植物状態の患者につけた生命維持装置を外す決定(フランス)

日本ではこれまで話題になっていなかったかと思います。

13日付けのAFPBB Newsで知りました。

植物状態の男性、医師が近く延命装置外す決断 フランス:AFPBB News

2008年の交通事故で脳に重度の損傷を負って以来四肢まひとなり、フランスの病院で植物状態にあるバンサン・ランベール(Vincent Lambert)さん(42)の担当医が、ランベールさんの生命維持装置を近く外す決断をし、家族に通知した。弁護士が11日、明らかにした。

ランベールさんの両親は延命治療のため法廷闘争を続けているが、両親の弁護士がAFPに語ったところによると、両親は担当医から20日の週にランベールさんの生命維持装置を外すと告げられたという。

この種の騒動は、ときどき話題になりますね。

  • 当人が事前に意思表示していたかどうかに関わりなく
  • 急病や事故により生命維持装置が欠かせなくなる
  • 家族の間で延命の続行か中止かで意見が分かれる

といったことが騒ぎになるきっかけ、条件と言えそうです。

病状が緩やかに進行して本人が意思を示すことができればそれが尊重されるのが原則ですし、仮に本人の意思がわからないとしても家族が「当人はこれを望むだろう」というところが一致すれば、争いにはなりませんからね。

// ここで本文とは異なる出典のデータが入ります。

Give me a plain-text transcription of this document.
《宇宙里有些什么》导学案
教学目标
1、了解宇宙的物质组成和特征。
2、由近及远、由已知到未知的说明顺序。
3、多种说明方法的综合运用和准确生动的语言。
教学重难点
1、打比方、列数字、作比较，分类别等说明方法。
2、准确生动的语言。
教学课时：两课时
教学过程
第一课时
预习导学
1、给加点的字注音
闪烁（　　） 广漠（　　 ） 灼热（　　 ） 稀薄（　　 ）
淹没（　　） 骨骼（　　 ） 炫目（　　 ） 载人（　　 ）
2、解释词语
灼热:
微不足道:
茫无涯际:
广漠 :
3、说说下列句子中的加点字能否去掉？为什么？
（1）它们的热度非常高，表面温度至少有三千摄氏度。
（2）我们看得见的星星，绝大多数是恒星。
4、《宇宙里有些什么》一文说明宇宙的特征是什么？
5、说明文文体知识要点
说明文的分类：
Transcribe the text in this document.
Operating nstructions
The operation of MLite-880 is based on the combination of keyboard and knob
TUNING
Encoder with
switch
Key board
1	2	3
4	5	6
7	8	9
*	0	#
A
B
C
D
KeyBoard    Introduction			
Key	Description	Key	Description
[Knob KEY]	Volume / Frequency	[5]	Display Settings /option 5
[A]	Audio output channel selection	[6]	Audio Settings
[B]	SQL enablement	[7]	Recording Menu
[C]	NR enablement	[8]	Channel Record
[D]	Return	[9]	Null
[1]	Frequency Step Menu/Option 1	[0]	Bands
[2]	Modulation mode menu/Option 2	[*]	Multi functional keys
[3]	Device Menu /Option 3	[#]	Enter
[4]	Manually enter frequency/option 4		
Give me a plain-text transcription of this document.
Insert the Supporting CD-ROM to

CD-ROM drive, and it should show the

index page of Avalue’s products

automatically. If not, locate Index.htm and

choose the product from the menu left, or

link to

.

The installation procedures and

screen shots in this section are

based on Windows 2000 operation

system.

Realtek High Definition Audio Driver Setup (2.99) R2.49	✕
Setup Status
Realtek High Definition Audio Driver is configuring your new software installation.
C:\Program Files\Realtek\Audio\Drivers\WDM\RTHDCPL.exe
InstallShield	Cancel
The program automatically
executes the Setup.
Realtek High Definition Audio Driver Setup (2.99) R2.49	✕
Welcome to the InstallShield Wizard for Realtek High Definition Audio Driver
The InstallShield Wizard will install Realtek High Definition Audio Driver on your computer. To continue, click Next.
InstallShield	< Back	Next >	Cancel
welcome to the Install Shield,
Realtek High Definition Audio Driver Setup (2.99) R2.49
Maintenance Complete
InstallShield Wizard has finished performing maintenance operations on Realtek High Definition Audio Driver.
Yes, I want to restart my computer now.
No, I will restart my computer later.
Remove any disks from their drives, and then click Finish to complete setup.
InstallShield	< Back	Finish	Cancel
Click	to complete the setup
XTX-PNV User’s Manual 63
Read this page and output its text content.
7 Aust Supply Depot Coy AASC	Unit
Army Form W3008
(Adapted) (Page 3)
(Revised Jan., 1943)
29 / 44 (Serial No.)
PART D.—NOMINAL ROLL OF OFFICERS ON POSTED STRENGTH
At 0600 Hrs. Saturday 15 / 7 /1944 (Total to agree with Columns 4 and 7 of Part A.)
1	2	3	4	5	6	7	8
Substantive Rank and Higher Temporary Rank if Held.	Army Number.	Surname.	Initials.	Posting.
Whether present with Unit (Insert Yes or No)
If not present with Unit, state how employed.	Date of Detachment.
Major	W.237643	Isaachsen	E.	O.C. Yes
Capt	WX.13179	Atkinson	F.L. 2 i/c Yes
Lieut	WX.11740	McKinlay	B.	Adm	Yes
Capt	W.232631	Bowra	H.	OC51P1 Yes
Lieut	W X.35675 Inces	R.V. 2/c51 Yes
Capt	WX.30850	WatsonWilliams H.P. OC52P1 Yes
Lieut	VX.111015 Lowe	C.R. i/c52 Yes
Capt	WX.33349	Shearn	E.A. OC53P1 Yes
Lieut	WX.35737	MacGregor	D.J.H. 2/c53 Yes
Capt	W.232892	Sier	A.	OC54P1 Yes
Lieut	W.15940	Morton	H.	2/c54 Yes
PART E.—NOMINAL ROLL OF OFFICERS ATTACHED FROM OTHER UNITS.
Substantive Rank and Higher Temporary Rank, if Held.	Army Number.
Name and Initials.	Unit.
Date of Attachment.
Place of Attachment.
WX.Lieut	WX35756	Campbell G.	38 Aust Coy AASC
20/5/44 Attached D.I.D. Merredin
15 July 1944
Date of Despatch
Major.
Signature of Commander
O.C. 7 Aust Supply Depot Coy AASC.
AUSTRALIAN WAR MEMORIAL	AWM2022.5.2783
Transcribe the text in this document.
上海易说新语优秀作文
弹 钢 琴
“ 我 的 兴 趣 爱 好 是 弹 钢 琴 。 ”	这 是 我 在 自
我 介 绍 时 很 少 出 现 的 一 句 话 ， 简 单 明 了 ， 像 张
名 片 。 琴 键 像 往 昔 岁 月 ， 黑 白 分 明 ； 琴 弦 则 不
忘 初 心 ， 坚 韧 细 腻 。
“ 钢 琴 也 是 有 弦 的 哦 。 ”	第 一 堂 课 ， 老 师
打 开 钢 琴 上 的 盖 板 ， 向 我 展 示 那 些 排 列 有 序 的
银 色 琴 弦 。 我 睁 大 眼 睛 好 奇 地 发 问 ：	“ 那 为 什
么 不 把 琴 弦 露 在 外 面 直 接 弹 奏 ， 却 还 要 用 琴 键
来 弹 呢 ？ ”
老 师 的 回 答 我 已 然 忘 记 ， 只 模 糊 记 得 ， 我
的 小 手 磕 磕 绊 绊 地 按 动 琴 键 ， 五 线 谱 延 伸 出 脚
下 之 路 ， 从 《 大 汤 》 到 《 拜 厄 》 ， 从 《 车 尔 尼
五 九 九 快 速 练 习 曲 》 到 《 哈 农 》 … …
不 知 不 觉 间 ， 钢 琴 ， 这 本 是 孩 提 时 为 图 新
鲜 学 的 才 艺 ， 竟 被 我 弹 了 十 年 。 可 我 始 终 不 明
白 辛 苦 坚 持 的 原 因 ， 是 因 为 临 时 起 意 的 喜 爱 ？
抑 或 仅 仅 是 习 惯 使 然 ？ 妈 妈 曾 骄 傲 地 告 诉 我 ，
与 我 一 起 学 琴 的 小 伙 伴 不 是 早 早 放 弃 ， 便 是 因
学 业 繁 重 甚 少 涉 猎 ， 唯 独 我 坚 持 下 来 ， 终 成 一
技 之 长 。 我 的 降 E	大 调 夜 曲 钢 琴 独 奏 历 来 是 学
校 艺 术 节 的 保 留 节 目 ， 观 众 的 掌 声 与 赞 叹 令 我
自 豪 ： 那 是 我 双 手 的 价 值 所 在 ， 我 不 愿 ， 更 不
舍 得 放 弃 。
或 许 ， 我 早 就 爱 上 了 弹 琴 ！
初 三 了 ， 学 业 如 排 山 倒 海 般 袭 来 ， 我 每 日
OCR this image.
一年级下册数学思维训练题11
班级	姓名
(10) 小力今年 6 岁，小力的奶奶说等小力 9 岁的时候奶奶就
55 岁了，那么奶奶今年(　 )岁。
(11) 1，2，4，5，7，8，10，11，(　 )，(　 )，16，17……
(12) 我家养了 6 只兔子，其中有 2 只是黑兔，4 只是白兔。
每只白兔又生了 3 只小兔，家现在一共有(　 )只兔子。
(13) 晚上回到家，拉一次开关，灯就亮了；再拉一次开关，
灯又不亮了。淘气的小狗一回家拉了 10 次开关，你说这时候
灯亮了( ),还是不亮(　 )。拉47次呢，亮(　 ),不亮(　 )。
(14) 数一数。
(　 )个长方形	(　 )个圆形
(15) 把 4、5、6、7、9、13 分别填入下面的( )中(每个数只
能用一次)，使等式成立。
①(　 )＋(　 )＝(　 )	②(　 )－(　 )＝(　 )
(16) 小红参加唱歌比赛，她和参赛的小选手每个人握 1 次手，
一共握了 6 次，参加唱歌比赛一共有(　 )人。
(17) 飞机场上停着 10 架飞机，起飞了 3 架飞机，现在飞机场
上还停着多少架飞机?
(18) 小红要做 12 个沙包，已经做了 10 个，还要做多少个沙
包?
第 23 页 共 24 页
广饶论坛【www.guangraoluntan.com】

日本では同種の争議はあまりないように思われます。家族の希望が分かれたとしても、裁判までするケースが少ないからでしょうか。目立つのは、家族と医療者の間で言った・言わないみたいな形で争いになるケースですかね。

ともあれ本件に関しては、当人はそれなりの年齢(東洋流に言えば不惑)です。子がいるかどうかはわかりませんが、結婚しているのであれば妻の意見が最大限尊重されるべきじゃないでしょうか。本人のきょうだいも多数意見は「延命中止」に傾いているみたいですし。

それにしても、ここの家族はきょうだいが多いようですね。記事で読む限り最低でも7人きょうだいということになりますか。子ができることについては自然任せたようですが、こうして息子の命についてはきわめて人工的な装置の装着によって「生かす」ことを是とする。はた目には矛盾しているようにも感じられます。その辺、カトリック教徒の多いフランスではどのように受け止められているのでしょうね。

ともあれ、20日の週に生命維持装置の取り外しが決行されるのか、またそれについてフランス社会でどのような議論が起こるのか。関心を持って見守りたいものです。もちろん、日本の他のメディアが報じるかどうかも含め。